Las obras públicas que debe acometer el gobierno federal en nuestra Provincia son aquellas que exclusivamente están relacionadas con la vertebración del territorio. Es decir, no puede hacerse cargo el gobierno central de construir casas, tender cordones cuneta, pavimentar calles, erigir escuelas, hospitales, o de financiar obras provinciales; es decir, todo lo que se le está exigiendo ahora.
El gobierno federal tiene, desde luego, la obligación de atender la infraestructura vial (en la medida en que conecte al menos a dos provincias), la infraestructura energética (centrales eléctricas y sistemas de transporte), la infraestructura de las telecomunicaciones y la seguridad en las fronteras, además, por supuesto, de ingresar periódicamente en nuestras cuentas, por lo menos la misma cantidad de impuestos que recauda en nuestro territorio, y de respetar el derecho soberano de cada provincia sobre sus recursos naturales. Lo contrario sería lo más parecido a un robo.
Poco más que esto. De lo demás, de nuestro desarrollo y de la distribución de nuestra riqueza, tenemos que ocuparnos nosotros; preferiblemente sin pedir la ayuda del gobierno central, que cada vez que nos la da, o que la rehúsa, rebaja un poco más nuestra autonomía, y nuestra dignidad, condenándonos a una perpetua infancia.
Así pues, con «parar a Milei» no alcanza.
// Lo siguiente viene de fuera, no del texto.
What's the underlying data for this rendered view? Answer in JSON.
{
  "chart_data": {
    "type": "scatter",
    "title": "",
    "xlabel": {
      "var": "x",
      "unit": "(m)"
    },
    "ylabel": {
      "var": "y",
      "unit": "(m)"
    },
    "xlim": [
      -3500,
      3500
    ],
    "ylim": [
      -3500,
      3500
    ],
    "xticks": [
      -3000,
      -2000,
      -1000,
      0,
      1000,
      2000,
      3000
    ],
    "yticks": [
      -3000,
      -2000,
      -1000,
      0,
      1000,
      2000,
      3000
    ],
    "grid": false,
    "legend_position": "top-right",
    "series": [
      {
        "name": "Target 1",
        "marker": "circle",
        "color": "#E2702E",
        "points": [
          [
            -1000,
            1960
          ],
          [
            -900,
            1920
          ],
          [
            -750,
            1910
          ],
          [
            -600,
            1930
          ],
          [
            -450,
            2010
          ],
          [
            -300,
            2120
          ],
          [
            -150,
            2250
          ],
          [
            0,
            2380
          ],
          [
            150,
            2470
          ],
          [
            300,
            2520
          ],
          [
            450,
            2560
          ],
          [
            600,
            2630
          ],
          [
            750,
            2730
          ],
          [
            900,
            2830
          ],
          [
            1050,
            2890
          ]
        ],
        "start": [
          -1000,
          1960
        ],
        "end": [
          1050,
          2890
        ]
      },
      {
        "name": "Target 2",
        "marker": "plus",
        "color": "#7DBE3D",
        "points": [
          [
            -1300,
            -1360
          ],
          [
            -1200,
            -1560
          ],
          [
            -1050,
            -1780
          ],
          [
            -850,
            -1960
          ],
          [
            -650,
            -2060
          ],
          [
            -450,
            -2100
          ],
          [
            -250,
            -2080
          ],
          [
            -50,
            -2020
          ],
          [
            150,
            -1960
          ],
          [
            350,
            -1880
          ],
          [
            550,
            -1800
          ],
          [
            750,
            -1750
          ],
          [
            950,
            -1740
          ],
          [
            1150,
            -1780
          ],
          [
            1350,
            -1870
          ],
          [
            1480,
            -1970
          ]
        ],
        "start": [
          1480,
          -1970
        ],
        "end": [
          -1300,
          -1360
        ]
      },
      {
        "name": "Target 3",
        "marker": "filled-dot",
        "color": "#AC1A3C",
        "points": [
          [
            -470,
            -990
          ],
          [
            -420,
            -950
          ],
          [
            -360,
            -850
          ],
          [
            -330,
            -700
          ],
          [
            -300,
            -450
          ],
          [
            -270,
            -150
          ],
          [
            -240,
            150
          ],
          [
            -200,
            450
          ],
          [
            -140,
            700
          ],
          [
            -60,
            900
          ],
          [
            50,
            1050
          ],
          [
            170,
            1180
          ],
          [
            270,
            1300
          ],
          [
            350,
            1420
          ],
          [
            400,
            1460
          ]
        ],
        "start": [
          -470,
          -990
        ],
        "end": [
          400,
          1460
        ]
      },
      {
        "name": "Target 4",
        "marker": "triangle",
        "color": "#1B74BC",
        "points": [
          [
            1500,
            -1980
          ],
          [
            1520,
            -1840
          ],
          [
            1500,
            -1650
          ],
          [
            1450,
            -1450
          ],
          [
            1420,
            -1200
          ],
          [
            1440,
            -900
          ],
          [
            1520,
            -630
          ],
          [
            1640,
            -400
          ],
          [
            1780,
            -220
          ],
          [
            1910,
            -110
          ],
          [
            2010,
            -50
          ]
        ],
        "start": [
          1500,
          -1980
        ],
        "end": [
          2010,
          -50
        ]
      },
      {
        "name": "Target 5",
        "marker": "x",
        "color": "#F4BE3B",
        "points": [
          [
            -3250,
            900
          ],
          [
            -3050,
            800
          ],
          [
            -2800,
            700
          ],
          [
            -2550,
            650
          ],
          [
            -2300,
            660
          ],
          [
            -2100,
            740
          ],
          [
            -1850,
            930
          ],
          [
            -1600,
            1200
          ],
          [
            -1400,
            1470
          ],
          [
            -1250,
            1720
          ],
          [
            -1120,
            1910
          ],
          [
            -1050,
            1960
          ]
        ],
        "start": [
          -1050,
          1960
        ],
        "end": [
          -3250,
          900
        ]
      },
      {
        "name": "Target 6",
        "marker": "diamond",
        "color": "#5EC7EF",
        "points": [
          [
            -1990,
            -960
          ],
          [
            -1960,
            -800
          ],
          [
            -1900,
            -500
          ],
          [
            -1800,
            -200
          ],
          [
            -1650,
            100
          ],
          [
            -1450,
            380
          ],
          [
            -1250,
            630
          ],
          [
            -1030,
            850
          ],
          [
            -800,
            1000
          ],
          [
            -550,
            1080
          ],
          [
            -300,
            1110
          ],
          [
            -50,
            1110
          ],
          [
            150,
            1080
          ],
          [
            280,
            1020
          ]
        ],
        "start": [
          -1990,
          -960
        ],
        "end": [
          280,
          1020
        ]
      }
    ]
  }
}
Neutralizar o incluso destituir al actual Presidente de la Nación no beneficiará especialmente a Salta, ni a su autonomía como entidad federada. Al contrario, nos alejará cada vez más del objetivo. La salida a nuestra encrucijada federal no es el choque sino la política.
¿Tiene sentido confrontar con Milei? ¿No será mejor correrlo p'al lao en que dispara?
Los salteños somos unos coyas muy ladinos y sabemos perfectamente que Milei tiene el apoyo de Donald Trump, y aunque el presidente norteamericano nos caiga muy gordo, aunque sea un mal bicho, siempre será preferible ponerle unas fichas a él, que apostar por Nicolás Maduro, que lleva más de una década gobernando Venezuela y, que sepamos, no ha ayudado a nuestro país con un mísero centavo desde que asumió el cargo.
Ser salteño es ser ladino y bien ladino. No perdamos esta oportunidad. Defender a Salta es exaltar la inteligencia de sus habitantes y no explotar una capacidad bélica que no tenemos y que probablemente no tuvimos nunca.